On 23-24 September 2013, the GalileoMobile team members left the Hotel Eureka in Kampala very early in the morning to reach Ndjee S. S. School in Bombo town. During these two days, GalileoMobile performed activities with teachers and students and presented a Café-Sci session. Over 1,100 scholars attended our activities, a real record of public for GalileoMobile.
Our activities started with an opening talk after the team was introduced by the students coordinators. We proceeded with our first session of the teachers workshop, when we were caught by surprise by a room filled with 50 teachers! This made our first morning and we broke for lunch.
In the afternoon we performed activities with students of four different classes. Later in the day, GalileoMobile presented a Café-Sci session, in which Fabio talked about the fragility of planet Earth and the life on universe. We also took the opportunity to ask some students to teach us astronomy-related words in their local languages. In fact, in Uganda, over 50 local languages are spoken!
During our second day of activities,we worked with teachers in the morning and with four full classes of students in the afternoon.

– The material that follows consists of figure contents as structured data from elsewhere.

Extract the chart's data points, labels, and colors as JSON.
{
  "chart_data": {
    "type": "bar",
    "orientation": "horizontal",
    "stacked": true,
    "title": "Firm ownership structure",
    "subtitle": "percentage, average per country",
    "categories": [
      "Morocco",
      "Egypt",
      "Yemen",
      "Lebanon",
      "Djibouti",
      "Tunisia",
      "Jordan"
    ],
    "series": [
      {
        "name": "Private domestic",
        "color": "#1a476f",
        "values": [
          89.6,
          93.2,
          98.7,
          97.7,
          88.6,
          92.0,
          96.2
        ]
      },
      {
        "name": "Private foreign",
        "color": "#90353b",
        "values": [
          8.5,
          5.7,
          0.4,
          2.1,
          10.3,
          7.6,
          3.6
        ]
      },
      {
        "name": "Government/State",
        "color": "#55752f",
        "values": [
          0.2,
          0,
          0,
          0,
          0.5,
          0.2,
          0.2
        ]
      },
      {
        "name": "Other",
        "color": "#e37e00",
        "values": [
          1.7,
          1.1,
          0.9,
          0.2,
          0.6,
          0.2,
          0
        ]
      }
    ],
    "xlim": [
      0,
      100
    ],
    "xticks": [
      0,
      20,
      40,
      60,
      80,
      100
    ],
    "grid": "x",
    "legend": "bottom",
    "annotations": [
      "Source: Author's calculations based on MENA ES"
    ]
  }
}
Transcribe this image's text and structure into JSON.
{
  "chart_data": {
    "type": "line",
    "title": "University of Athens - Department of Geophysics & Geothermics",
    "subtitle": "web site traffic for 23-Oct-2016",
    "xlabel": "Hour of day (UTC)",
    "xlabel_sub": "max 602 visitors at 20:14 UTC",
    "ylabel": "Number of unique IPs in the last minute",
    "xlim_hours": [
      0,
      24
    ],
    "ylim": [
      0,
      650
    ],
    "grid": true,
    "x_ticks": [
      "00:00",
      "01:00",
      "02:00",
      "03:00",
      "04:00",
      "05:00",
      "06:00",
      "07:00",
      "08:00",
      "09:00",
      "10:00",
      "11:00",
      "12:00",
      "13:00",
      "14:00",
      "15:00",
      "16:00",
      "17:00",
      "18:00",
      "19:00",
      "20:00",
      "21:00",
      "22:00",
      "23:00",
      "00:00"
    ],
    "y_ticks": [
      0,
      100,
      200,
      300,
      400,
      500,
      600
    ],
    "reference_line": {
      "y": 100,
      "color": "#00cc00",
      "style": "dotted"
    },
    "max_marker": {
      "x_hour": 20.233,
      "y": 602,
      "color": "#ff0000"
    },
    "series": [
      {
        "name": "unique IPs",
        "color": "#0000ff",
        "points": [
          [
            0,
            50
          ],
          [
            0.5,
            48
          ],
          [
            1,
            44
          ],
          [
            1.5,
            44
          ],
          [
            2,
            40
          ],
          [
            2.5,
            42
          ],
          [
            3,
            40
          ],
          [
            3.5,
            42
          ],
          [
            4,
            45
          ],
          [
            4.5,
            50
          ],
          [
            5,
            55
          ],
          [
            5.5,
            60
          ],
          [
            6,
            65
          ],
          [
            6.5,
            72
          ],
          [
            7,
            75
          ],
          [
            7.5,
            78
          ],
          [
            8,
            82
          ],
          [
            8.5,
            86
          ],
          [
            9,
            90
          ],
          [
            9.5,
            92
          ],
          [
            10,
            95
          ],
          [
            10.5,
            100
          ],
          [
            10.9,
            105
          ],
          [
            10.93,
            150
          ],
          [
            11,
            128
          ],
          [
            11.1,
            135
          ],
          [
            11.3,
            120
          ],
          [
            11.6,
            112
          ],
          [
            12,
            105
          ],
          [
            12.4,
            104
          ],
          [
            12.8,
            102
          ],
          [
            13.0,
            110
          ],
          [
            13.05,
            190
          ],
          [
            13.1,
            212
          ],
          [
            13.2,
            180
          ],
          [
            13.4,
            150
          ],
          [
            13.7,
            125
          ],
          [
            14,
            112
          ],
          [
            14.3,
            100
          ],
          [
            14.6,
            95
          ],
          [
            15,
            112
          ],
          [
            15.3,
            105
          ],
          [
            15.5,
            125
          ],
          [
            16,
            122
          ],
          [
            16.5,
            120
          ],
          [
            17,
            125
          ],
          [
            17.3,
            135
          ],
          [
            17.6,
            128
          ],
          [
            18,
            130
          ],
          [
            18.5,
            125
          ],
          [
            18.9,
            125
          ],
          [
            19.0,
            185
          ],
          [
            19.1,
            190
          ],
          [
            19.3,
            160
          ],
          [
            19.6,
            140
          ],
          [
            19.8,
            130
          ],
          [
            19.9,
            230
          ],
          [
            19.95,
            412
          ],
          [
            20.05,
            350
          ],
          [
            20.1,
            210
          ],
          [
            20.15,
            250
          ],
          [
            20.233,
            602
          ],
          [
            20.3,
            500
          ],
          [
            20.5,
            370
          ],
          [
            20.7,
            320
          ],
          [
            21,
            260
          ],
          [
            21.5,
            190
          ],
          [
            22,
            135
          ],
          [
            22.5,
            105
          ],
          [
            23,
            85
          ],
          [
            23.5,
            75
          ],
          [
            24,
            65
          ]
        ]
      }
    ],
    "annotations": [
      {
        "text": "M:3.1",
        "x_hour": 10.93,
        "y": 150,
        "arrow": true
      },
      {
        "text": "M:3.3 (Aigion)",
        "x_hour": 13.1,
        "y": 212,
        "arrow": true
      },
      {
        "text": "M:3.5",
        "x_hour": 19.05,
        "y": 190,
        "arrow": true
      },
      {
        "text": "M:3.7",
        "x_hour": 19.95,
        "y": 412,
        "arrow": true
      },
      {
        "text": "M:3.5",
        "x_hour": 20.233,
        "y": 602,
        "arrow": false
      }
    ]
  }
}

The teachers workshops are comprised of several activities: an introduction to both the material used during the workshop and to the inquiry-based teaching technique, a demonstration of some activities of the GalileoMobile handbook of activities, a session on how to assemble and point the Galileoscope and an introduction to the astronomical software Stellarium. The workshops are endorsed by the Galileo Teacher Training Programme. The sessions with students consisted in six different activities, all taken from our handbook of activities: The Earth’s orbit, The Earth as a Peppercorn!, Building a heliocentric model, The Rotation of the Sun, Galileoscope pointing and Stellarium.
Ndjee is a boarding Secondary School located at the village of Bombo, over 40 km away from Kampala. Over 2,000 scholars study there. Worth noticing is that they are very well organised, meaning that they elect their coordinating students and even their prefect. These students were responsible for helping the GalileoMobile during our stay. Ndjee’s students were also very curious and quick learners. “I have never answered so many questions in my life at once”, said our team member Nuno after the Café-Sci Session.